Phillips 66 (NYSE:PSX) went public as a spinout of ConocoPhillips essentially a year ago, and has risen 74% since shortly after becoming independently publicly traded. The $36 billion market cap oil and gas refining and marketing company received considerable attention from Warren Buffett, whose holding company Berkshire Hathaway had over 27 million shares in its portfolio at the end of June and made no changes to that position at least through December (find Buffett’s favorite stocks). However, since the beginning of April Phillips 66 has fallen 15%.
Total revenue for the company decreased by 9% last year compared to 2011 (though comparisons may be somewhat complicated by the spinout). However, costs were also lower and Phillips 66 (NYSE:PSX) experienced essentially flat pretax income even with the business taking slightly higher impairment charges than in the previous year; net income was down on a higher effective tax rate. Earnings per share for the year came out to $6.48, which places the current stock price at only 9 times trailing earnings. We would note that the earnings numbers for the fourth quarter of 2012 were considerably poorer than for earlier in the year, though revenue was in line with the general trend.

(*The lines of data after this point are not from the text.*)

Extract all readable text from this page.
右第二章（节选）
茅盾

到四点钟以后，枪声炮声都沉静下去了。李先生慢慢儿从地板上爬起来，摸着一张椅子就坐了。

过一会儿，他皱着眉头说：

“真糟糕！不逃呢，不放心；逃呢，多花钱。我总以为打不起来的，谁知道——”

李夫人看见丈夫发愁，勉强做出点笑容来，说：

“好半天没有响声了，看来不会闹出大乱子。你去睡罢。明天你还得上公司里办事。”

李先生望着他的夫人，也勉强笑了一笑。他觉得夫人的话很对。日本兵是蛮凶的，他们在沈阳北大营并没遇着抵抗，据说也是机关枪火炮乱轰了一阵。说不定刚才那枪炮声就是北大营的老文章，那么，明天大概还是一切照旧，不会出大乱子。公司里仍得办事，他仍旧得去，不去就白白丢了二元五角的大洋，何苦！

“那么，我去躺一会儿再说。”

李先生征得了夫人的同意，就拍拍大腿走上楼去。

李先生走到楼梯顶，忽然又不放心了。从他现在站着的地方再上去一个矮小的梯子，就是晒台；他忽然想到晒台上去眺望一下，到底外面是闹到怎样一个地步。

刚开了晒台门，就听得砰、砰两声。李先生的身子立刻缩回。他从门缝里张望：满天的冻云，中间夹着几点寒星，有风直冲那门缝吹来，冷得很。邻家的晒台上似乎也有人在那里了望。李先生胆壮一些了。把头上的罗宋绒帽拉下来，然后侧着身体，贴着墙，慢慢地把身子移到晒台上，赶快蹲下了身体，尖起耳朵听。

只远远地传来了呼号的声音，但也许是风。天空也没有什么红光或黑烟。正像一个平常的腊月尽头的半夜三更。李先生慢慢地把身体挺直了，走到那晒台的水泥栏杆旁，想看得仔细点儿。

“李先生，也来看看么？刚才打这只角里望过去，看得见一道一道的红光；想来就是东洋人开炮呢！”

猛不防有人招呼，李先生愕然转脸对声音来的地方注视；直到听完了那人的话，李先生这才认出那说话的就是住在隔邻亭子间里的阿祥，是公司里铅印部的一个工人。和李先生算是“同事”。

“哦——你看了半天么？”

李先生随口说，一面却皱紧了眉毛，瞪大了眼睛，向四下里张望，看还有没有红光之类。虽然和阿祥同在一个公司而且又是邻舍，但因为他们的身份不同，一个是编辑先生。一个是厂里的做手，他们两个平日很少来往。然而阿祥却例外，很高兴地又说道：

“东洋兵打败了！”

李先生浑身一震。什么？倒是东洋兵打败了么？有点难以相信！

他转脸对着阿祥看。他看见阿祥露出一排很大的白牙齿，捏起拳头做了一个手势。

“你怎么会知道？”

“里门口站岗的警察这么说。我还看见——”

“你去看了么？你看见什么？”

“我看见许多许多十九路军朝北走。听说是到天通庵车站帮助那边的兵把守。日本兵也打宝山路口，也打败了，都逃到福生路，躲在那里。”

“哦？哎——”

At Phillips 66’s current valuation, the company only needs to maintain its current level of earnings in order to be undervalued. Of course, we have seen that the last quarterly report showed a significant decrease in net income and so we’d be a bit concerned that that result might be a better predictor of this year than 2012 as a whole. Wall Street analysts expect moderate growth over the next several years, and as a result the five-year PEG ratio is 0.8. We track 13F filings from hedge funds and other notable investors such as Berkshire Hathaway in our database, which we use to research investing strategies (we have found, for example, that the most popular small cap stocks among hedge funds outperform the S&P 500 by 18 percentage points per year on average) and track positions over time. In addition to Berkshire, one large hedge fund owning Phillips 66 (NYSE:PSX) was D.E. Shaw, managed by billionaire David Shaw, which disclosed ownership of 1.4 million shares (see D.E. Shaw’s stock picks).
Other downstream-focused energy companies include Marathon Petroleum Corp (NYSE:MPC) (not to be confused with Marathon Oil), Valero Energy Corporation (NYSE:VLO), Tesoro Corporation (NYSE:TSO), and HollyFrontier Corp (NYSE:HFC). These four peers are all cheaply priced as well, with forward earnings multiples in the 7-9 range. In the case of Valero and Tesoro, the trailing P/Es are slightly higher- though still in value territory- and so the sell-side appears to be expecting earnings growth at those two companies. Valero Energy Corporation (NYSE:VLO) did experience significant growth in both revenue and pretax income in 2012 versus a year earlier (as with Phillips 66, earnings were lower on a higher effective tax rate) while Tesoro Corporation (NYSE:TSO)’s revenue was up in its last quarterly report compared to the fourth quarter of 2011.